L’OPINIONE DI PUENTE
Secondo Puente, “ogni illustrazione ha un processo concettuale, alcune delle quali richiedono più tempo di altre”. Di solito, afferma l’architetto, “faccio ricerche, penso e faccio congetture su ogni città per tre settimane prima di fare schizzi”.
LA MOSTRA
Il lavoro di Puente è in esposizione a San Miguel de Allende, in Messico, dal 2 febbraio 2019. Puoi saperne di più sul progetto dal sito ufficiale di Puente qui: karinapuente
LA TRAMA DEL ROMANZO
Protagonista è Marco Polo che, alla corte di Kublai Khan, fornisce attraverso i suoi dispacci al Sovrano, le descrizioni delle città che vengono toccate dai suoi viaggi all’interno dello sterminato Impero: in queste narrazioni parla degli uomini che le hanno costruite, della forma della città, delle relazioni tra la gente che le popola e la forma architettonica delle città stesse.
Queste città però esistono solo nella mente del viaggiatore veneziano: Marco Polo infatti le descrive ora nei più minuziosi dettagli, ora valutando l’insieme, ma sempre guardando dove tutti gli altri non guardano, verso dettagli che ad altri paiono invisibili. Le città di cui Marco Polo racconta sono intese come mondi conchiusi: le città invisibili infatti non entrano in relazione tra loro.
Grazie al racconto è Marco Polo stesso che le “crea” mentre le racconta, così come per Calvino lo scrittore “crea” i mondi di cui tratta. Le città invisibili è infatti un romanzo metanarrativo, in quanto porta il lettore a riflettere sui meccanismi stessi della scrittura. Numerosissimi gli spunti che il romanzo offre; anzitutto il rapporto che corre tra lo Straniero e la terra straniera in cui si trova.
Altro tema interessante è quello, doppio, della comunicazione e del linguaggio: Marco Polo ha infatti difficoltà, inizialmente, a parlare la lingua del Monarca e così si esprime a gesti e versi per descrivere le città visitate.
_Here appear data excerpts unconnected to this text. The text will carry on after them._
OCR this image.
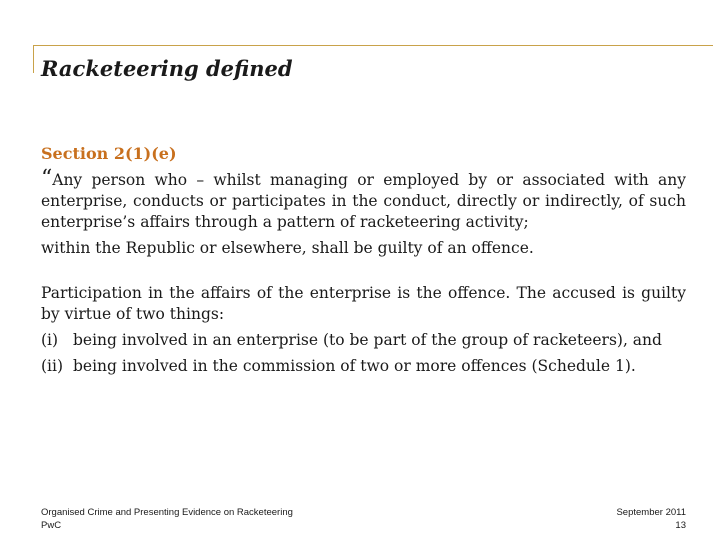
Racketeering defined
Section 2(1)(e)

“Any person who – whilst managing or employed by or associated with any enterprise, conducts or participates in the conduct, directly or indirectly, of such enterprise’s affairs through a pattern of racketeering activity;

within the Republic or elsewhere, shall be guilty of an offence.

Participation in the affairs of the enterprise is the offence. The accused is guilty by virtue of two things:

(i) being involved in an enterprise (to be part of the group of racketeers), and
(ii) being involved in the commission of two or more offences (Schedule 1).
Organised Crime and Presenting Evidence on Racketeering
PwC
September 2011
13
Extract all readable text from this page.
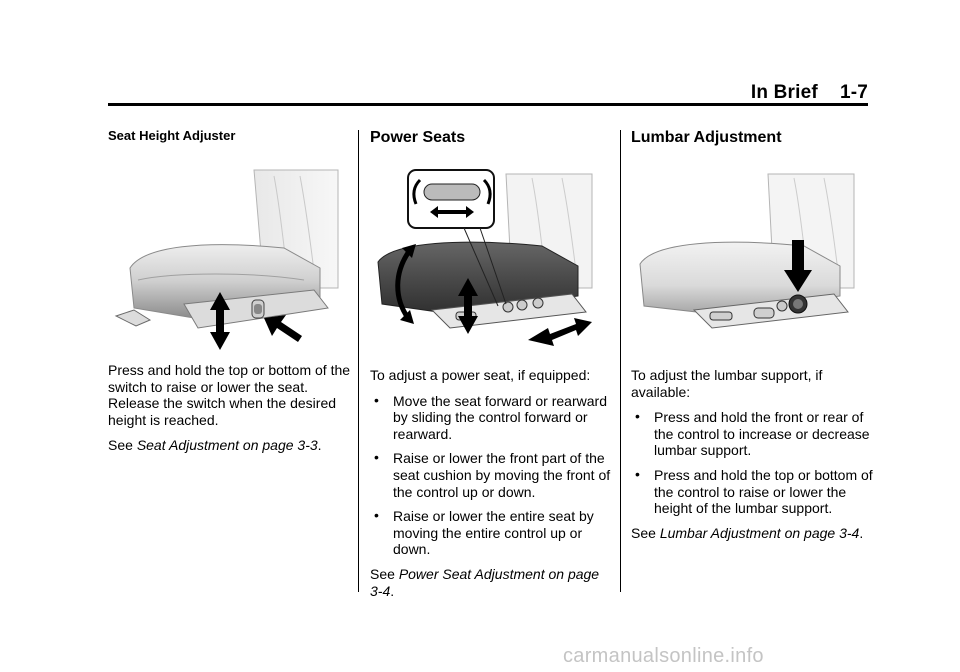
In Brief 1-7
Seat Height Adjuster

Press and hold the top or bottom of the switch to raise or lower the seat. Release the switch when the desired height is reached.

See Seat Adjustment on page 3-3.

Power Seats

To adjust a power seat, if equipped:

• Move the seat forward or rearward by sliding the control forward or rearward.
• Raise or lower the front part of the seat cushion by moving the front of the control up or down.
• Raise or lower the entire seat by moving the entire control up or down.

See Power Seat Adjustment on page 3-4.

Lumbar Adjustment

To adjust the lumbar support, if available:

• Press and hold the front or rear of the control to increase or decrease lumbar support.
• Press and hold the top or bottom of the control to raise or lower the height of the lumbar support.

See Lumbar Adjustment on page 3-4.

carmanualsonline.info
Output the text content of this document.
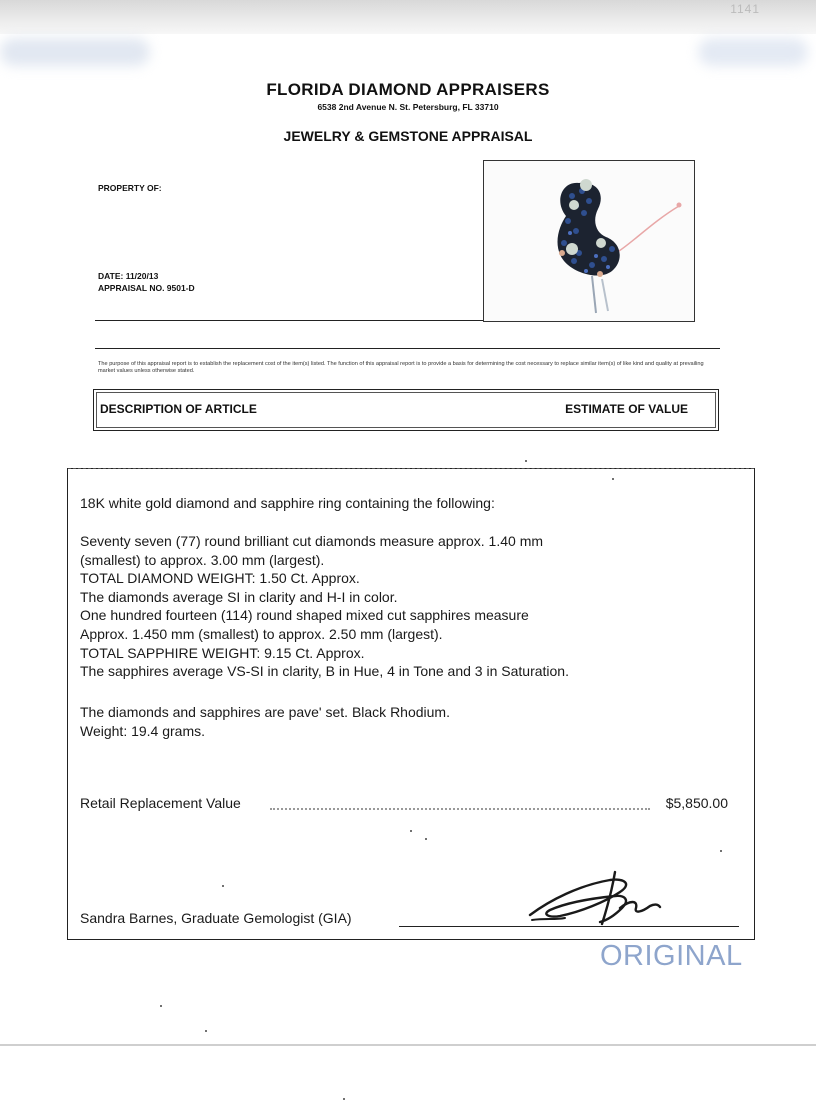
1141
FLORIDA DIAMOND APPRAISERS
6538 2nd Avenue N. St. Petersburg, FL 33710
JEWELRY & GEMSTONE APPRAISAL
PROPERTY OF:
DATE: 11/20/13
APPRAISAL NO. 9501-D
The purpose of this appraisal report is to establish the replacement cost of the item(s) listed. The function of this appraisal report is to provide a basis for determining the cost necessary to replace similar item(s) of like kind and quality at prevailing market values unless otherwise stated.
DESCRIPTION OF ARTICLE	ESTIMATE OF VALUE
18K white gold diamond and sapphire ring containing the following:
Seventy seven (77) round brilliant cut diamonds measure approx. 1.40 mm
(smallest) to approx. 3.00 mm (largest).
TOTAL DIAMOND WEIGHT: 1.50 Ct. Approx.
The diamonds average SI in clarity and H-I in color.
One hundred fourteen (114) round shaped mixed cut sapphires measure
Approx. 1.450 mm (smallest) to approx. 2.50 mm (largest).
TOTAL SAPPHIRE WEIGHT: 9.15 Ct. Approx.
The sapphires average VS-SI in clarity, B in Hue, 4 in Tone and 3 in Saturation.
The diamonds and sapphires are pave' set. Black Rhodium.
Weight: 19.4 grams.
Retail Replacement Value	$5,850.00
Sandra Barnes, Graduate Gemologist (GIA)
ORIGINAL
Successivamente Marco Polo, imparata la lingua, si esprime in maniera più fluida, eppure sentirà la maggior difficoltà di esprimersi in un modo in qualche modo mediato e non più diretto.
Altro punto di riflessione è il rapporto tra il Sovrano e l’idea di ordine che egli stesso cerca di realizzare sulle terre dei suoi domini: il Khan ora è terrorizzato dalla vastità del suo impero e dalla impossibilità di poter dettare un ordine, ora è rassicurato dall’equilibrio degli opposti che in esso si muovono.
Altro tema costante nel testo, è il rapporto tra Marco Polo e il Gran Khan, che sottintende la dialettica contemporanea tra media e fruitore: il Khan ascoltando i racconti di Marco, pur amando il modo col quale Marco Polo racconta, non sa se credere o meno alle sue parole, e non sa fino a che punto la sottigliezza del suo Messo sfoci nella pura invenzione.
Si può anche notare che, seppur ambientato all’epoca di Marco Polo, nel romanzo sono presenti numerosi riferimenti ad elementi del mondo contemporaneo, come città (Los Angeles, per dirne una) e strutture (ad esempio aeroporti) che all’epoca non esistevano.